MARC THIESSEN: The past 100 days have been a disaster — for Democrats.

But most damaging has been the Democrats’ seemingly nonstop efforts to further alienate the millions of Americans who twice voted for Barack Obama but switched to Trump last year. The president’s critics have pointed to a Post-ABC News poll, which showed that Trump had not expanded his base of support since he took office. Well, Trump did not need to expand his base. He won the election (and the poll suggested that if the election were held again today, he would not only defeat Hillary Clinton again but also win the popular vote this time).

The ones who need to expand their base are Democrats — the party that lost — and they utterly failed to so. According to the Post-ABC News poll, only 2 percent of Americans who voted for Trump regret their votes, while fully 96 percent say it was the right thing to do. In other words, after 100 days, Democrats made no inroads with these Obama-Trump voters. Quite the opposite, today just 28 percent of Americans say that the Democratic Party is in touch with the concerns of most Americans today — 10 points behind Trump.

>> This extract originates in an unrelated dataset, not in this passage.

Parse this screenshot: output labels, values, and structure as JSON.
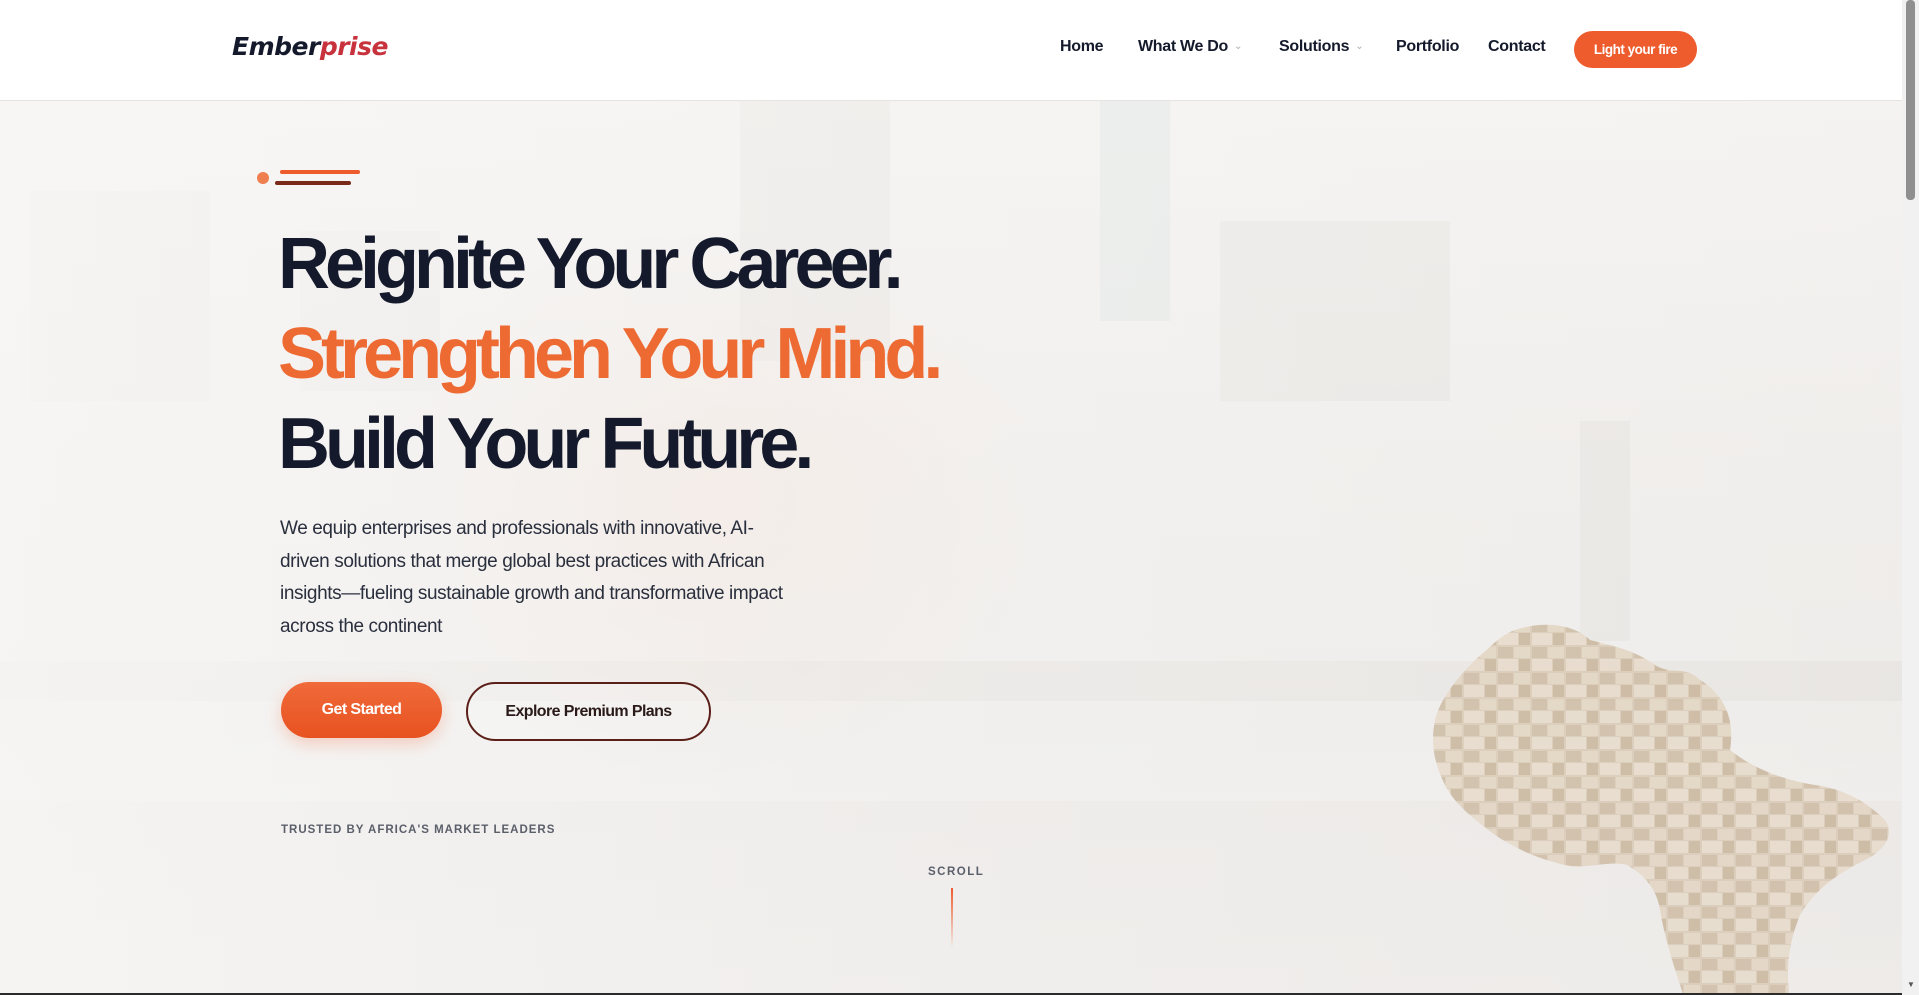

Perhaps one reason is that Democrats have made clear their deep-seated contempt for the values of working-class, socially conservative Democrats who left their party in droves last year.

Even uber-lefty Greg Sargent gets it:

Top Democratic pollsters have conducted private focus groups and polling in an effort to answer that question, and they shared the results with me.

One finding from the polling stands out: A shockingly large percentage of these Obama-Trump voters said Democrats’ economic policies will favor the wealthy — twice the percentage that said the same about Trump. . . .

50 percent of Obama-Trump voters said their incomes are falling behind the cost of living, and another 31 percent said their incomes are merely keeping pace with the cost of living.

A sizable chunk of Obama-Trump voters — 30 percent — said their vote for Trump was more a vote against Clinton than a vote for Trump. Remember, these voters backed Obama four years earlier.

42 percent of Obama-Trump voters said congressional Democrats’ economic policies will favor the wealthy, vs. only 21 percent of them who said the same about Trump.

Well, when you’re the party of urban gentry and $400,000 Wall Street speaking fees, people will tend to think that. And I don’t think Tom Perez, who looks like a 1970s central-casting Marxist agitator, will change things either.